When dealing with schizophrenic patients, doctors often rely on anti-psychotic medication as the first line of treatment. However, a recent study hints that cognitive behavioral therapy may also be a good alternative for schizophrenia treatment.
Many schizophrenia patients are often uncomfortable about taking anti-psychotic drugs. Regardless of whether this discomfort is brought about by personal choice or biological incompatibilities with the medications, dealing with schizophrenia can be difficult. However, a recent study published on The Lancet indicates that cognitive behavioral therapy can be effective for people who refuse anti-psychotic drugs.
Schizophrenia is one of the more common mental disorders. According to data gathered in 2011, over 24 million people have been diagnosed with schizophrenia for that year alone. While drugs can be used to successfully treat the onset of psychosis, they can do little to prevent many of the other negative symptoms of the disorder.
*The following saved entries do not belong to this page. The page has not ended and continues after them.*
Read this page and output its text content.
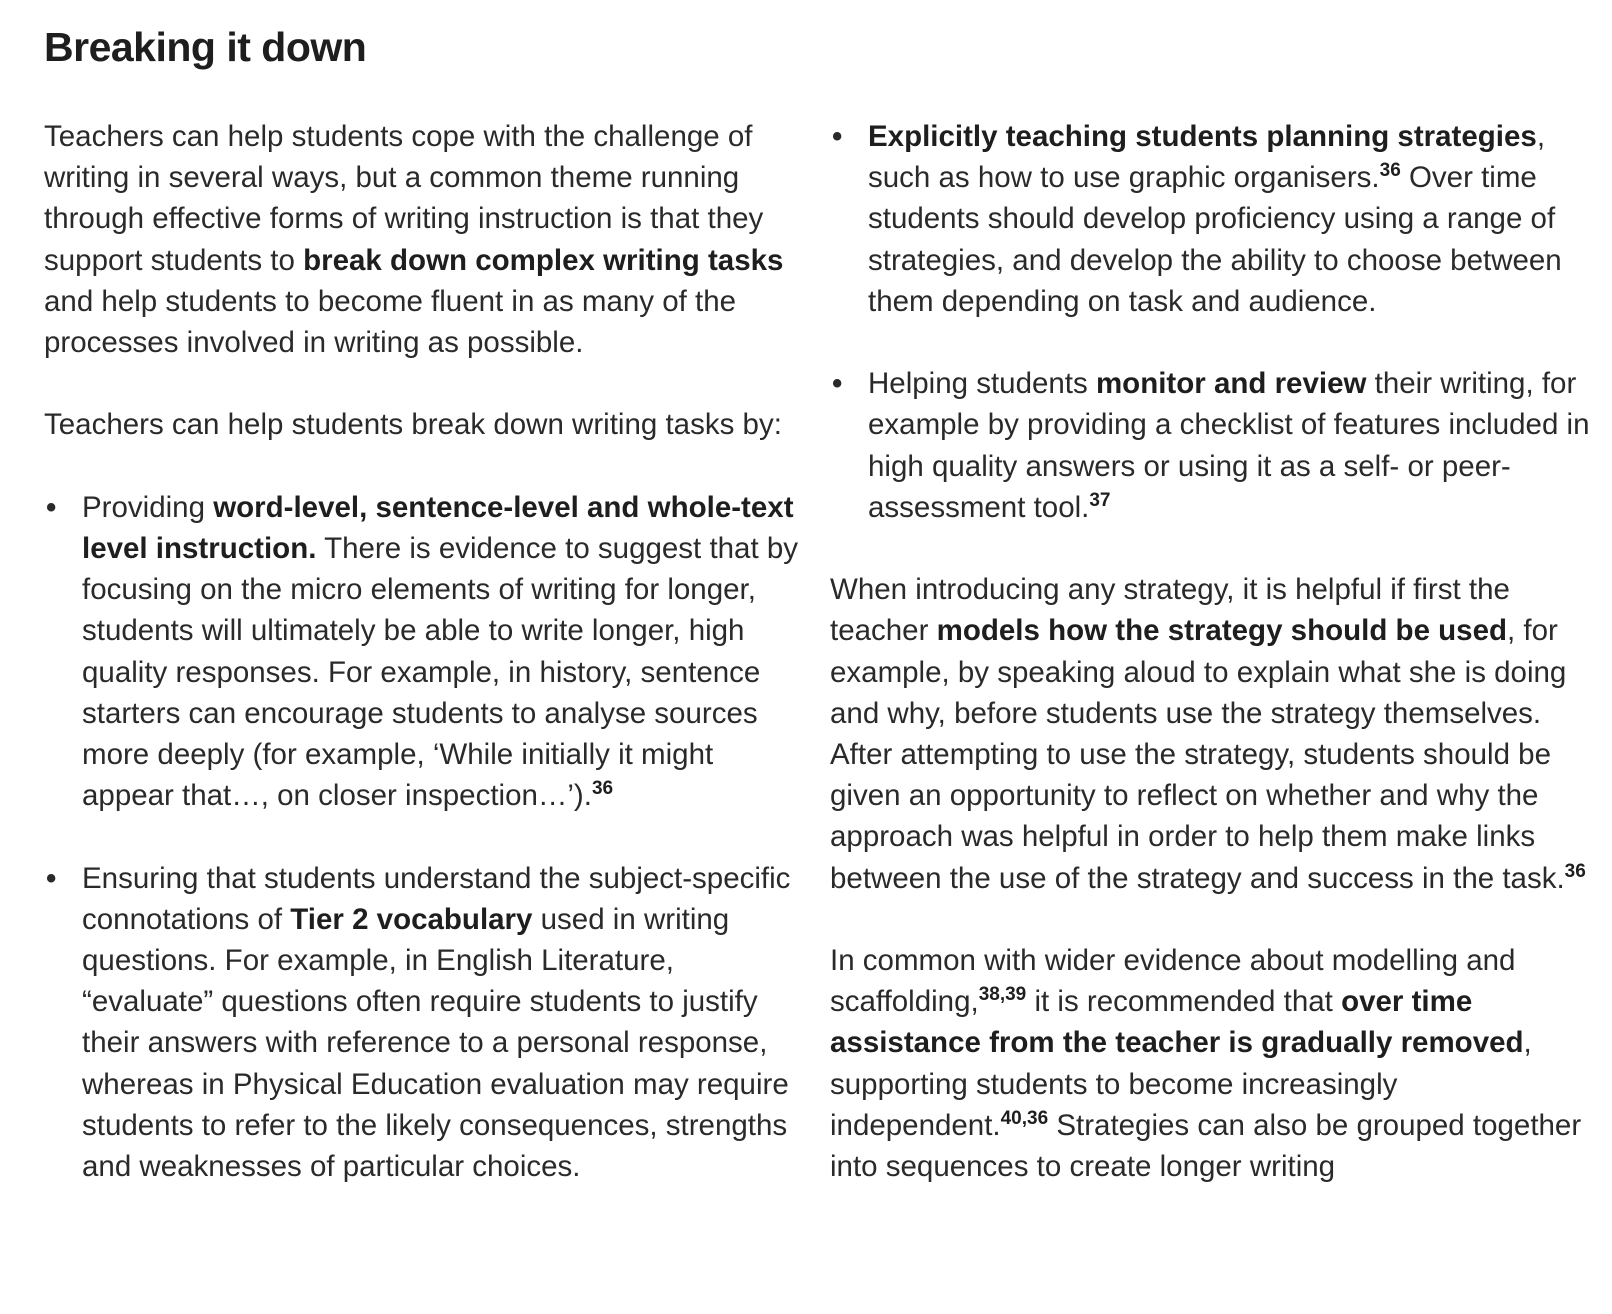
Breaking it down

Teachers can help students cope with the challenge of writing in several ways, but a common theme running through effective forms of writing instruction is that they support students to break down complex writing tasks and help students to become fluent in as many of the processes involved in writing as possible.

Teachers can help students break down writing tasks by:

• Providing word-level, sentence-level and whole-text level instruction. There is evidence to suggest that by focusing on the micro elements of writing for longer, students will ultimately be able to write longer, high quality responses. For example, in history, sentence starters can encourage students to analyse sources more deeply (for example, ‘While initially it might appear that…, on closer inspection…’).$^{36}$
• Ensuring that students understand the subject-specific connotations of Tier 2 vocabulary used in writing questions. For example, in English Literature, “evaluate” questions often require students to justify their answers with reference to a personal response, whereas in Physical Education evaluation may require students to refer to the likely consequences, strengths and weaknesses of particular choices.
• Explicitly teaching students planning strategies, such as how to use graphic organisers.$^{36}$ Over time students should develop proficiency using a range of strategies, and develop the ability to choose between them depending on task and audience.
• Helping students monitor and review their writing, for example by providing a checklist of features included in high quality answers or using it as a self- or peer-assessment tool.$^{37}$

When introducing any strategy, it is helpful if first the teacher models how the strategy should be used, for example, by speaking aloud to explain what she is doing and why, before students use the strategy themselves. After attempting to use the strategy, students should be given an opportunity to reflect on whether and why the approach was helpful in order to help them make links between the use of the strategy and success in the task.$^{36}$

In common with wider evidence about modelling and scaffolding,$^{38,39}$ it is recommended that over time assistance from the teacher is gradually removed, supporting students to become increasingly independent.$^{40,36}$ Strategies can also be grouped together into sequences to create longer writing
Moreover, many of these drugs have undesirable side effects such as weight gain and diabetes.
Cognitive behavioral therapy has been around for a while now. In fact, this type of treatment is part of the core schizophrenia management program recommended by the National Institute for Health and Clinical Excellence (NICE). However, cognitive behavioral therapy for schizophrenia is still a bit of a rarity today. Given the rising number of patients who refuse pharmacological treatment, researchers have been carefully studying viable alternatives that can be brought to the fore such as psychotherapy.
To conduct the study, researchers led by Professor Anthony P. Morrison and Professor Douglas Turkington of University of Manchester in the UK, gathered 74 individuals. These individuals were then randomly broken up into two groups. The first group was given access to cognitive behavioral therapy, while the second group relied solely on pharmacological treatment.
"Cognitive therapy significantly reduced psychiatric symptoms and seems to be a safe and acceptable alternative for people with schizophrenia spectrum disorders who have chosen not to take antipsychotic drugs," said the researchers. "Evidence-based treatments should be available to these individuals. A larger, definitive trial is needed."
The data gathered by the researchers can be used to formulate more effective treatment protocols for schizophrenia management. Late last month, the results of largest study regarding the genetic mechanisms of schizophrenia were also published.